Restriction on diversion of agriculture land for commercial purposes in the Indian Himalayan region, spread over 5.37 lakh sq km, has also been suggested.
The guidelines, to be discussed by Prime Minister Manmohan Singh with the chief ministers of the 12 Himalayan states in October, propose curbs on religious and eco-tourism.
“The number of tourists to vulnerable sites should be regulated and limited,” the guidelines say.
Uttrakhand has already shown the way. Since April 2008, only 150 persons a day are allowed to visit the Gangotri glacier. The glacier, according to a study by GB Pant Institute of Himalayan Environment and Development, is receding by 11.8 meters every year.
“Apart from climate change, human activity is a major cause for melting of Gangotri glacier,” said L M S Paini, director of the institute.
There are between 9,000 to 12,000 glaciers in the Indian Himalayan region that are among the world’s worst affected glacier ranges because of climate change.

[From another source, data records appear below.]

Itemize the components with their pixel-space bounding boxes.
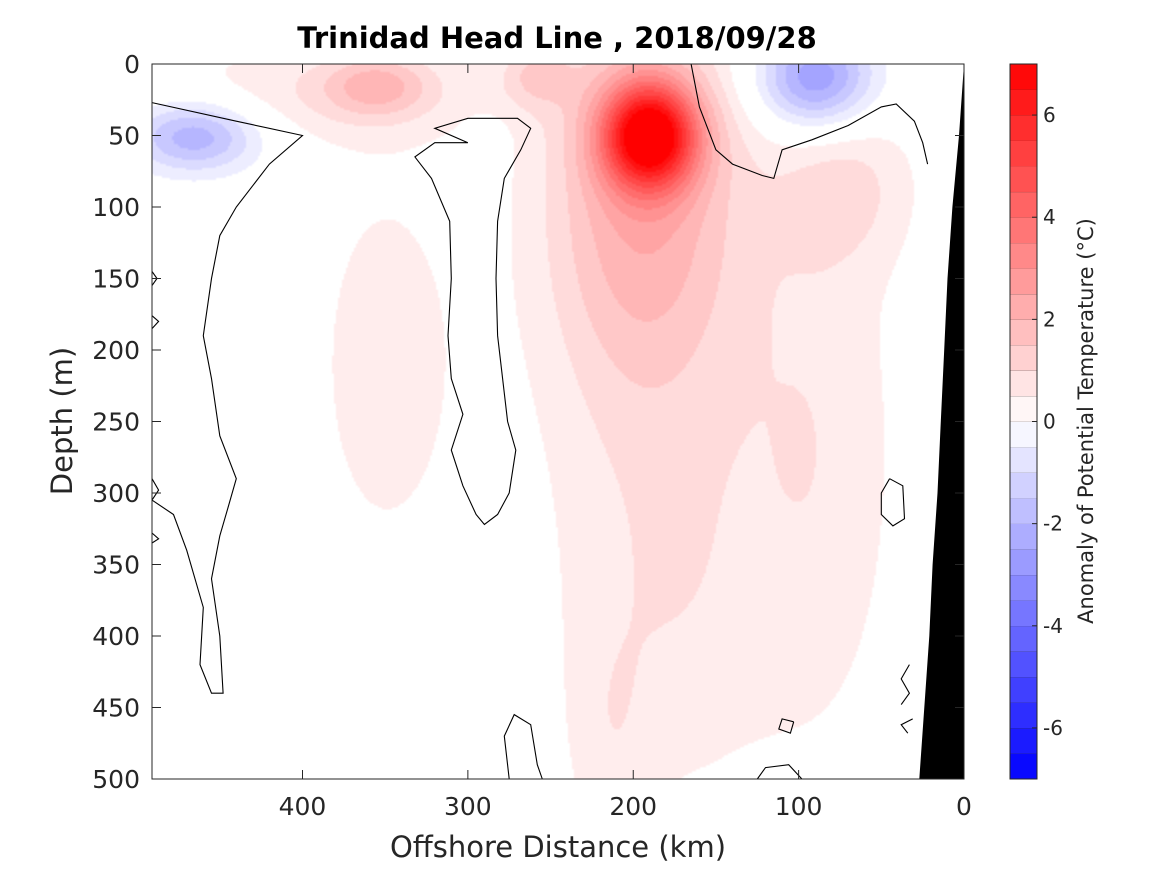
y-tick-label: 300: [92, 479, 140, 508]
colorbar-label: Anomaly of Potential Temperature (°C): [1074, 218, 1098, 624]
zero-contour-line: [756, 764, 803, 780]
y-axis: 0 50 100 150 200 250 300 350 400 450 500: [92, 50, 964, 794]
y-axis-label: Depth (m): [45, 347, 79, 495]
y-tick-label: 350: [92, 551, 140, 580]
colorbar: 6 4 2 0 -2 -4 -6: [1009, 63, 1063, 780]
x-axis-label: Offshore Distance (km): [390, 830, 726, 864]
zero-contour-line: [503, 713, 543, 780]
colorbar-tick-label: 2: [1043, 307, 1056, 331]
colorbar-tick-label: 4: [1043, 205, 1056, 229]
colorbar-level: [1010, 727, 1037, 754]
colorbar-level: [1010, 115, 1037, 141]
x-tick-label: 0: [956, 792, 972, 821]
colorbar-level: [1010, 523, 1037, 550]
colorbar-level: [1010, 702, 1037, 729]
colorbar-level: [1010, 370, 1037, 397]
colorbar-level: [1010, 395, 1037, 422]
y-tick-label: 50: [108, 122, 140, 151]
y-tick-label: 250: [92, 408, 140, 437]
colorbar-level: [1010, 472, 1037, 499]
y-tick-label: 200: [92, 336, 140, 365]
zero-contour-line: [414, 117, 532, 526]
y-tick-label: 400: [92, 622, 140, 651]
colorbar-tick-label: -4: [1043, 614, 1063, 638]
colorbar-level: [1010, 651, 1037, 678]
colorbar-level: [1010, 625, 1037, 652]
colorbar-level: [1010, 191, 1037, 218]
y-tick-label: 0: [124, 50, 140, 79]
colorbar-level: [1010, 293, 1037, 320]
plot-area: [151, 63, 965, 780]
zero-contour-line: [880, 478, 906, 527]
colorbar-tick-label: -2: [1043, 512, 1063, 536]
zero-contour-line: [151, 315, 160, 329]
x-axis: 400 300 200 100 0: [279, 64, 972, 821]
colorbar-level: [1010, 549, 1037, 576]
colorbar-level: [1010, 574, 1037, 601]
temperature-anomaly-field: [152, 64, 964, 779]
zero-contour-line: [778, 718, 795, 734]
zero-contour-line: [151, 532, 160, 544]
y-tick-label: 500: [92, 765, 140, 794]
colorbar-level: [1010, 498, 1037, 524]
colorbar-level: [1010, 89, 1037, 116]
colorbar-level: [1010, 447, 1037, 473]
y-tick-label: 150: [92, 265, 140, 294]
colorbar-level: [1010, 242, 1037, 269]
colorbar-tick-label: 0: [1043, 410, 1056, 434]
zero-contour-line: [900, 718, 913, 734]
colorbar-level: [1010, 140, 1037, 167]
y-tick-label: 450: [92, 694, 140, 723]
colorbar-level: [1010, 64, 1037, 90]
x-tick-label: 300: [444, 792, 492, 821]
x-tick-label: 200: [609, 792, 657, 821]
x-tick-label: 400: [279, 792, 327, 821]
colorbar-tick-label: -6: [1043, 716, 1063, 740]
zero-contour-line: [151, 102, 304, 694]
colorbar-level: [1010, 676, 1037, 703]
zero-contours: [151, 63, 929, 780]
zero-contour-line: [151, 478, 160, 501]
colorbar-tick-label: 6: [1043, 103, 1056, 127]
colorbar-level: [1010, 319, 1037, 346]
colorbar-level: [1010, 268, 1037, 295]
zero-contour-line: [900, 664, 911, 705]
colorbar-level: [1010, 166, 1037, 192]
x-tick-label: 100: [775, 792, 823, 821]
colorbar-level: [1010, 421, 1037, 448]
colorbar-level: [1010, 217, 1037, 244]
chart-title: Trinidad Head Line , 2018/09/28: [297, 21, 817, 55]
colorbar-level: [1010, 600, 1037, 627]
bathymetry-mask: [919, 64, 964, 779]
colorbar-level: [1010, 753, 1037, 780]
y-tick-label: 100: [92, 193, 140, 222]
zero-contour-line: [690, 63, 929, 180]
colorbar-level: [1010, 344, 1037, 371]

The region supports almost half of the total flowering plants in India, of which about 30 per cent are endemic to the region. Similarly, 300 mammal and 979 bird species have been recorded in the region.
To protect the bio-diversity, the guidelines say instead of five-star approach, homestead approach should be adopted. “There should be economic disincentive for visiting tourist sites,” Environment and Forest Minister Jairam Ramesh said.
The guidelines will be part of the National Mission for Sustaining the Himalayan Ecosystem, one of the eight missions that make up the National Action Plan on Climate Change.